Czarna książka kolorów zabiera nas do świata osób niewidzących, otwiera przestrzenie dla zmysłów, wyobraźni i emocji. Wystarczy, że zamkniemy oczy i przesuniemy dłonią po stronach.
Tomek jest niewidomy, nie widzi kolorów, ale to nie znaczy, że nic o nich nie wie. Są dla niego tysiącem smaków, zapachów, dźwięków i emocji. Czytając jego opowieść o kolorach, czytelnik uczy się tego, jak można patrzeć, nie widząc – bo Tomek potrafi kolory poczuć, dotknąć i usłyszeć, a czasem nawet spróbować. Z czarnych stron wyłaniają się wypukłe ilustracje i tekst napisany alfabetem Braille’a, umożliwiając czytelnikowi sensoryczne poznanie treści. Czytając tę opowieść, zaczyna się widzieć więcej, a umysł i zmysły otwierają się na nowe doświadczenia.

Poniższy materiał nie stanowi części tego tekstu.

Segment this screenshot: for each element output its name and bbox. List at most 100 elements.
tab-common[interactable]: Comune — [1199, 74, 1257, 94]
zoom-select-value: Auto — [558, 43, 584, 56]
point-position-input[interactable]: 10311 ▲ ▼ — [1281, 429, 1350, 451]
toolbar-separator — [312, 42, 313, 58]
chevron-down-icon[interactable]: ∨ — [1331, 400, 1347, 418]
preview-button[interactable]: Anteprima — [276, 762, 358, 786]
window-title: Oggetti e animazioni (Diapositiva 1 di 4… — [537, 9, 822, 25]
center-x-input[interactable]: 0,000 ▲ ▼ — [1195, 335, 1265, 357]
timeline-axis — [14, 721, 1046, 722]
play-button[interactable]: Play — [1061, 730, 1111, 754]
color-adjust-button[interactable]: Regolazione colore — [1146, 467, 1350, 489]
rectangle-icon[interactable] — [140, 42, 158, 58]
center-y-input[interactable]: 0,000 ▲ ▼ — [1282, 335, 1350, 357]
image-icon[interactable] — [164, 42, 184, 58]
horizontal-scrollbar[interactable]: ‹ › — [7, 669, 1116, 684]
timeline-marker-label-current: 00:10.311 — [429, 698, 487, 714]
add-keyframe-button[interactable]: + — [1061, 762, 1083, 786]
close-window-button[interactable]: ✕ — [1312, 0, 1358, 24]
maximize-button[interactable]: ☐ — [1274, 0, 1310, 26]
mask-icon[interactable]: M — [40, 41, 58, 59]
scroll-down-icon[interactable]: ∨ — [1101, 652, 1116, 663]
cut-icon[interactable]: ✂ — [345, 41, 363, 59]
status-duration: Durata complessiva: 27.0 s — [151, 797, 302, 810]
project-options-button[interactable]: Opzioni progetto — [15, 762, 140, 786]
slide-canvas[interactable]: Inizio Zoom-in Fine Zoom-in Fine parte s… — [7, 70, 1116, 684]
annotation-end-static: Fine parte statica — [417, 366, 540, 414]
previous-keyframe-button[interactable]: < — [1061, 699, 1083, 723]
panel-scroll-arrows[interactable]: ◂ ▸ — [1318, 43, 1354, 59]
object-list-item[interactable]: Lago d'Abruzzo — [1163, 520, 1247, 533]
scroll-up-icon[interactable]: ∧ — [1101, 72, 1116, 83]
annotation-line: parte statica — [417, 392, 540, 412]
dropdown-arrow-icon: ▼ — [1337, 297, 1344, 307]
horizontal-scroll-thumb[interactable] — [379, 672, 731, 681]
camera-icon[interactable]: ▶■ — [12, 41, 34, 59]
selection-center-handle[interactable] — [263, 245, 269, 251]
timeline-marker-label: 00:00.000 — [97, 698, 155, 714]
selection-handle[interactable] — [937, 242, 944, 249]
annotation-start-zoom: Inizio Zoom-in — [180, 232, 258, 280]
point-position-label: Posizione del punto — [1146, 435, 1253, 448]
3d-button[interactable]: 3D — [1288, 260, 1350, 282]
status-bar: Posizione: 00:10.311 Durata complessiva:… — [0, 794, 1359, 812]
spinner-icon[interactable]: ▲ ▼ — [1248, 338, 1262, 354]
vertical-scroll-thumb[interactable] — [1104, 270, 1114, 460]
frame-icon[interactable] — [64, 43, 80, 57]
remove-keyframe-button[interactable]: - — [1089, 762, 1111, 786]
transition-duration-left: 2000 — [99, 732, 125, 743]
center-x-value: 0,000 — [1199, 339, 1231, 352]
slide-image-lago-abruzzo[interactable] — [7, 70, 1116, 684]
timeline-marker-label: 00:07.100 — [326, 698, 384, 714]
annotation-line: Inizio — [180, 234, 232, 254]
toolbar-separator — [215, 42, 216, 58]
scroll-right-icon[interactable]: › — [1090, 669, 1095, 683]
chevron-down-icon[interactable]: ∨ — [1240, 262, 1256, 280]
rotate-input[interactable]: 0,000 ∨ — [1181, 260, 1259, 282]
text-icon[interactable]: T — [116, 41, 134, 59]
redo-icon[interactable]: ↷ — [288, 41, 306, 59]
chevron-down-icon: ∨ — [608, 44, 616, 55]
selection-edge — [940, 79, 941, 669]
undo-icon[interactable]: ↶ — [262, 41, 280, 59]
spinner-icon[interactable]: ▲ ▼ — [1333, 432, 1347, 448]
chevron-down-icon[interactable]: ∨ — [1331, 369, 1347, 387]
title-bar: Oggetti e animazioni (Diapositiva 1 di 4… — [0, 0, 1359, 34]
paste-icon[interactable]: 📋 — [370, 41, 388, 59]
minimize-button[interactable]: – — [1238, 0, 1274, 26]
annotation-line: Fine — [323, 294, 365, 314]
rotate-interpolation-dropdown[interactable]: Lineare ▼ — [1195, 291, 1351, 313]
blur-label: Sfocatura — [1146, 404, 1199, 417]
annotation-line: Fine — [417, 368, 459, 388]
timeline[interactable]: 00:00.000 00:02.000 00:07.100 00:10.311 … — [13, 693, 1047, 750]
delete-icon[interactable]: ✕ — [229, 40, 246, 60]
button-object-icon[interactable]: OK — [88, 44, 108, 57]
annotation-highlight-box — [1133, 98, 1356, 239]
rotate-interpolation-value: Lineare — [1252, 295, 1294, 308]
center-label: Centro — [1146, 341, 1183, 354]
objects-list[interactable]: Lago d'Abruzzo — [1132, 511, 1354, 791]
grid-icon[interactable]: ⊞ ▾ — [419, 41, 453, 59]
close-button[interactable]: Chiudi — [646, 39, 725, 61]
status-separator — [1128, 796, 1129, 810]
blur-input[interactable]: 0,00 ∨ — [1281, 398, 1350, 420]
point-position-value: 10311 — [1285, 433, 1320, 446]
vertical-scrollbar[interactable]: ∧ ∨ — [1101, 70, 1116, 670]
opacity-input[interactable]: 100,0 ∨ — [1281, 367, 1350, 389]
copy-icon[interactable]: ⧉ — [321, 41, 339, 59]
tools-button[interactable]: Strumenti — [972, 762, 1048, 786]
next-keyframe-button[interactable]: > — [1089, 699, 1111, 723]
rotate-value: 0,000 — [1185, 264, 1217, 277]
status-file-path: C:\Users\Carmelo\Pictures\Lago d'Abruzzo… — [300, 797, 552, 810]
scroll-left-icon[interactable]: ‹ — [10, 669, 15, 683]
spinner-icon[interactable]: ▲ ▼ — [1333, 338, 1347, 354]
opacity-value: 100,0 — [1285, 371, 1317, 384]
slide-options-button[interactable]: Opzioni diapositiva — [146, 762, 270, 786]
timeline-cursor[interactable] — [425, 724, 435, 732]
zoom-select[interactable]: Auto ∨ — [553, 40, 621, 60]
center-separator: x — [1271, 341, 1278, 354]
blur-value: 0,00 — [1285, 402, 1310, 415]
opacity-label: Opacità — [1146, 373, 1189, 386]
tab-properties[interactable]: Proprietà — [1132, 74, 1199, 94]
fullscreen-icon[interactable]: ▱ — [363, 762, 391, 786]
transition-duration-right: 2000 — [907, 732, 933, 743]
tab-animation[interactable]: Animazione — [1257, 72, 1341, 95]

Czerwień jest kwaśna jak niedojrzałe truskawki i słodka jak arbuz. Żółty smakuje jak musztarda, ale jest miękki jak piórko małego pisklęcia. Niebieski to kolor nieba, gdy latają latawce. Z czerni wyłania się piękna tęcza kolorów!
W wyobrażeniu autorki książka jest też historią o przyjaźni między dwoma chłopcami, których różni tylko jedna rzecz – widzenie-niewidzenie. To przyjaciel opowiada o tym, jak Tomek widzi kolory.
Na podstawie książki opracowany został scenariusz lekcji, który nauczyciele i bibliotekarze mogą bezpłatnie pobrać ze strony wydawnictwa. Zaproponowane w nim proste ćwiczenia pomogą oswoić temat i wprowadzić dzieci w świat osób niewidzących przez doświadczenie. Na taką lekcję można zaprosić osobę niewidzącą, która odpowie na najważniejsze pytania.
Czarna książka kolorów otrzymała New Horizons Award w 2007 roku na Targach Książki Dziecięcej w Bolonii. Jest przetłumaczona na 18 języków.